PRAGUE: The Czech crown hit a near three-month low on Monday amid worries over weaker economic growth, while the Hungarian forint tested a seven-month low, continuing to cool after the central bank slowed the pace of rate hikes.
Central Europe's currencies have been on the back foot in October, feeling pressure from a stronger US dollar cutting into risk appetite and also from local factors, which include a renewed rise in COVID-19 cases in the region as vaccination rates remain below European Union averages.
Currencies have struggled even with central banks all turning to tighter monetary policy to quell an inflation spike and investors pricing in sharp hikes in the next few months.
The forint, which traded a tad lower at 364.8 to the euro at 1012 GMT, has lost 1.3% since last week when the Hungarian central bank lifted its base rate by 15 basis points, disappointing some investors who were betting on a faster pace.
"Global investor sentiment needs to brighten up before the forint can strengthen. This is not specific to the forint at the moment," an FX trader in Budapest said, adding the 365 level would provide resistance to further losses.
"We just need some positive news, either from China, where the Evergrande story is still concerning, or some better coronavirus data."
With global markets keeping track of indebted developer China Evergrande Group, investors in central Europe are also watching a spike in COVID-19 cases in central Europe, with the Czech Republic tightening restrictions on Monday and looking to avoid costly lockdown measures.
The Czech car sector is also weighing on the crown as the global chip shortage hits production. A trader said crowded short euro positions are being reduced, adding to the weakening.
The crown lost 0.1% to 25.70 per euro on Monday and is down 1.2% since Czech carmaker Skoda Auto, part of the Volkswagen group, started a two-week shutdown on Oct. 18 due to a lack of chips.

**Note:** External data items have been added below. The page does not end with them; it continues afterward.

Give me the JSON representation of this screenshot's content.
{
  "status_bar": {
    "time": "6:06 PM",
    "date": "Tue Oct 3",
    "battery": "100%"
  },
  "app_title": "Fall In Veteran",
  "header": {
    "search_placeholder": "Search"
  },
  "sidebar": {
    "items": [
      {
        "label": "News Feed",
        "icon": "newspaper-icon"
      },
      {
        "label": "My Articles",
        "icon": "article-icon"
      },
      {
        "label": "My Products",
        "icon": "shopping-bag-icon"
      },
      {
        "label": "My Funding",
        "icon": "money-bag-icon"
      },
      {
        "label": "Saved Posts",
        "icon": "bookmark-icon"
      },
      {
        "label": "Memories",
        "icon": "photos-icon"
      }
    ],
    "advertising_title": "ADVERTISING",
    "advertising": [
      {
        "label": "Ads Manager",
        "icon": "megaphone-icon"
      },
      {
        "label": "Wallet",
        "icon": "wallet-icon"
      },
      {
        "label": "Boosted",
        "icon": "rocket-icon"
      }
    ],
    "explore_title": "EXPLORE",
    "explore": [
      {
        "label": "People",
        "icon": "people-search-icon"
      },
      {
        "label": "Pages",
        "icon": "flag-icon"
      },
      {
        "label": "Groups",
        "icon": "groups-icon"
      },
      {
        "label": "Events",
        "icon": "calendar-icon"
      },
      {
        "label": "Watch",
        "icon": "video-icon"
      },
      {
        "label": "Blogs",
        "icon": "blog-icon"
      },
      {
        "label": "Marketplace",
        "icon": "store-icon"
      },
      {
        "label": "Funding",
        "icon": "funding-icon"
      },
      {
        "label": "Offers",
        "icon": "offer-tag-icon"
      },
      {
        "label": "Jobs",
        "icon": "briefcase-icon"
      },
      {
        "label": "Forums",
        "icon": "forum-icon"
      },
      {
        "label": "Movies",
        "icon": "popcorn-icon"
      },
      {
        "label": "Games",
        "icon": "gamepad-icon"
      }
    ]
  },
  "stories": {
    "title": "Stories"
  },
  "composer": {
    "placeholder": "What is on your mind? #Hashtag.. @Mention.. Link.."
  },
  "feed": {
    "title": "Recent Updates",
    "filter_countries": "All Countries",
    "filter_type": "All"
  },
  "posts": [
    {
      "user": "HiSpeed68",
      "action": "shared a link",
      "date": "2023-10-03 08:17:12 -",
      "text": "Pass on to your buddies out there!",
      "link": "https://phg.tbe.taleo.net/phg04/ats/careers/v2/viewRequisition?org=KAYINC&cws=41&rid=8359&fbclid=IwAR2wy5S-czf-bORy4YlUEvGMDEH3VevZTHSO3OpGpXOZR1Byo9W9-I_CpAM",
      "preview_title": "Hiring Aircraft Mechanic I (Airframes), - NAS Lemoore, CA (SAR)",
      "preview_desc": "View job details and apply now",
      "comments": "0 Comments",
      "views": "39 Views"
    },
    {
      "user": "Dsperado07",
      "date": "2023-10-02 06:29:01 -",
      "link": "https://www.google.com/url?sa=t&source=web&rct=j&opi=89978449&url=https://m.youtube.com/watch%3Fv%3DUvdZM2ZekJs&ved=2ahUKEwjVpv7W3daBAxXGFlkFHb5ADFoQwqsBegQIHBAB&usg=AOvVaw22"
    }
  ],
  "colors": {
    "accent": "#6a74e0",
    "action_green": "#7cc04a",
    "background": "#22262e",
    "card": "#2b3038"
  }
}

The zloty also lost 0.1%, trading on the weak side of 4.60 to the euro. Bank Millennium said price growth would increase pressure on the Polish central bank - which had held off longer than its Czech and Hungarian peers in reverting to rate hikes - to continue to tighten policy.
"Unless anything unexpected happens, we hope that the EUR / PLN's stay (on the weak side of) the 4.60 barrier will be only temporary," it said.